By Graham K. Rogers
As expected, many new and updated photo apps began to appear after the update to iOS 8. I recently looked at Manual, an interesting example of the use of the new manual controls now available to developers. Looking through the lists of new apps, I was attracted to Photo Wizard Pro primarily by the beautiful icon.
I anyone thinks it is not worth taking time over these files, which are usually only viewed in postage stamp size, think again. It is a good indication to me that a developer may care enough about all aspects of the app, so it draws me in. Screen shots also play a part here and with Photo Wizard Pro the displays were good enough to have me click on the buy button, even with its price of $2.99 which is not expensive, but slightly above what many basic photo apps are available for.
I was actually slightly disappointed when I first opened the app for a look as it appeared to be one that used filters for the effects - there are hundreds of these - but I quickly saw there was more to the app, with one or two odd design decisions.
The main screen opens with a test image in place: the rose on the screen shots in the iTunes app store. Above the image are four icons:
- Files, to access the photo library
- Camera which allows use of both cameras on the iPhone
- Edit - the icon is a circle with a pencil
Once an image is brought into the app, either through the cameras or by access to the photo library, pressing the Edit icon reveals a good set of options. When each is used, the user may accept (check mark) and work with other options, or reject and return to the main panel. Editing options are
- Filter provides a selection of 14 filters (plus None), including 3 monochrome examples.
- Effect has 7 options, most of which allow increase of intensity via sliders. One, Spot, gave a strong vignette-like effect using a circle that could be moved anywhere on the image and resized easily. Others, particularly Posterize, gave powerful output options.
- Focus has options of normal, which applied blur to the whole image; and a circle or parallel lines which add a Tilt-shift effect. The circle and lines may be positioned and resized. Focus intensity with all three options is controlled by a slider.
- Curve provides a simple graph that allows adjustments to the colour input levels to be made. This type of adjustment may need some experience for the best output and may not suit all users, but effects possible can be dramatic. There is a reset arrow that removes changes. An arrow to the right at the top of the graph will slide that panel away so that the image may be seen in full.
- Sticker provides a selection of cartoon-like images that may be pasted over a photograph.
- Text opens a section with a series of tools that allow characters to be typed on the image. As well as the basic typing tool that brings up the keyboard, there are also options for height and position, color, font and justification (left, center, right). I counted 243 fonts, including three Thai (Thonburi) fonts.
- Frames had a selection of 18 options, several of which I had not seen before.

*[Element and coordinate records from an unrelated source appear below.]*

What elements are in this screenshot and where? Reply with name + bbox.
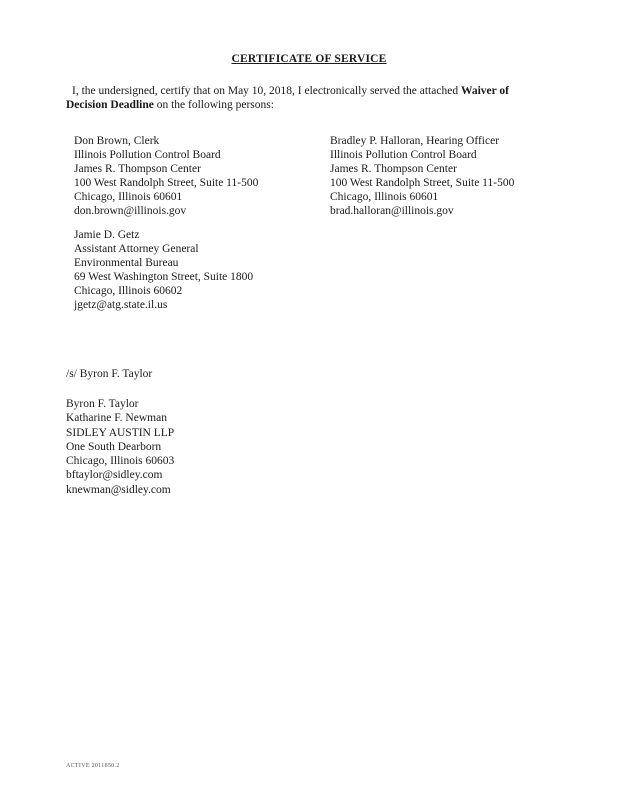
- email-address: jgetz@atg.state.il.us: [74, 299, 168, 311]
- document-id-footer: ACTIVE 2011850.2: [66, 763, 120, 769]
- address-line: 69 West Washington Street, Suite 1800: [74, 271, 254, 283]
- address-line: Illinois Pollution Control Board: [330, 149, 477, 161]
- intro-line-2: [66, 98, 566, 112]
- address-line: Assistant Attorney General: [74, 243, 199, 255]
- intro-line-1-text: I, the undersigned, certify that on May 10, 2018, I electronically served the attached: [72, 85, 461, 97]
- address-line: Environmental Bureau: [74, 257, 179, 269]
- recipient-clerk: [74, 134, 258, 218]
- address-line: James R. Thompson Center: [74, 163, 201, 175]
- address-line: 100 West Randolph Street, Suite 11-500: [74, 177, 259, 189]
- signer-line: One South Dearborn: [66, 440, 162, 453]
- address-line: Chicago, Illinois 60601: [330, 191, 439, 203]
- address-line: Don Brown, Clerk: [74, 135, 160, 147]
- address-line: 100 West Randolph Street, Suite 11-500: [330, 177, 515, 189]
- intro-line-2-text: on the following persons:: [153, 99, 274, 111]
- signer-block: [66, 397, 174, 497]
- firm-name: SIDLEY AUSTIN LLP: [66, 426, 175, 439]
- document-title: CERTIFICATE OF SERVICE: [231, 53, 387, 65]
- address-line: Jamie D. Getz: [74, 229, 140, 241]
- recipient-attorney-general: [74, 228, 253, 312]
- email-address: don.brown@illinois.gov: [74, 205, 187, 217]
- email-address: bftaylor@sidley.com: [66, 469, 163, 482]
- address-line: Bradley P. Halloran, Hearing Officer: [330, 135, 500, 147]
- address-line: Chicago, Illinois 60601: [74, 191, 183, 203]
- email-address: brad.halloran@illinois.gov: [330, 205, 454, 217]
- address-line: James R. Thompson Center: [330, 163, 457, 175]
- address-line: Chicago, Illinois 60602: [74, 285, 183, 297]
- email-address: knewman@sidley.com: [66, 483, 171, 496]
- electronic-signature: /s/ Byron F. Taylor: [66, 368, 153, 380]
- signer-line: Katharine F. Newman: [66, 412, 167, 425]
- address-line: Illinois Pollution Control Board: [74, 149, 221, 161]
- intro-line-1-bold: Waiver of: [460, 85, 509, 97]
- recipient-hearing-officer: [330, 134, 514, 218]
- signer-line: Byron F. Taylor: [66, 398, 139, 410]
- signer-line: Chicago, Illinois 60603: [66, 455, 175, 468]
- intro-line-1: [66, 84, 566, 98]
- intro-line-2-bold: Decision Deadline: [66, 99, 154, 111]
- intro-paragraph: [66, 84, 566, 112]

- Tones gave access to 25 tone selections. Some were quite subtle, but others made changes to the coloring giving unusual output possibilities.
- Grunges were some 39 options for overlays to the image. The effects are light in some cases, but rather heavy in others. I feel this has been done better in other apps like Distressed FX, but this does not detract from their availability or use here. Such effects are something of a personal choice.
- Adjust reveals three sliders for making adjustments to saturation, brightness and contrast.
- Rotate has a number of useful options on top of the usual 90°, 180°, 270° and 360° possibilities; with mirror (left/right) and horizontal rotate. A slider also provides for minor straightening corrections.
- Crop reveals a grid overlay for a manual crop as well as fixed options (1:1, 3:4, 2:3 and 9:16). An icon at the side allows toggling of these options between landscape and portrait modes.
- Resize allows the user to enter new values for a resized image with horizontal/vertical either linked (to maintain the original aspect ratio) or unlinked. A selection of panels at the bottom allow for a quick selection of sizes from a quite small option to original size.
When adjustments have been made, the user may export the finished image in a number of ways. As well as Message, Mail, Twitter and Facebook, I could export to the Photo Library, assign to a contact, copy or print. Export also allows the user to use AirDrop to share with people nearby. I was not given any option to export the image to other apps.
In the day or so since I first downloaded the app, Photo Wizard Pro was updated to version 1.1 which fixed a bug with the text tool and another with the crop tool for iPhone 4S users.
While using the app, I wondered why the filter, effects and grunge options which use similar tools were not grouped together. Other tools, such as Text, Crop and Rotate would also have felt better were they together; but this is a minor criticism in terms of the overall design of the app.
I found that the range of editing options available in Photo Wizard Pro was quite large but not in any sense overwhelming, so a user with little photo-editing experience would be able to produce some interesting output, guided by the philosophy, "I like what I like".
For anyone looking for a quick and dirty tool for adjustments to images, this should be high on any list.
Graham K. Rogers teaches at the Faculty of Engineering, Mahidol University in Thailand where he is also Assistant Dean. He wrote in the Bangkok Post, Database supplement on IT subjects. For the last seven years of Database he wrote a column on Apple and Macs. He is now continuing that in the Bangkok Post supplement, Life.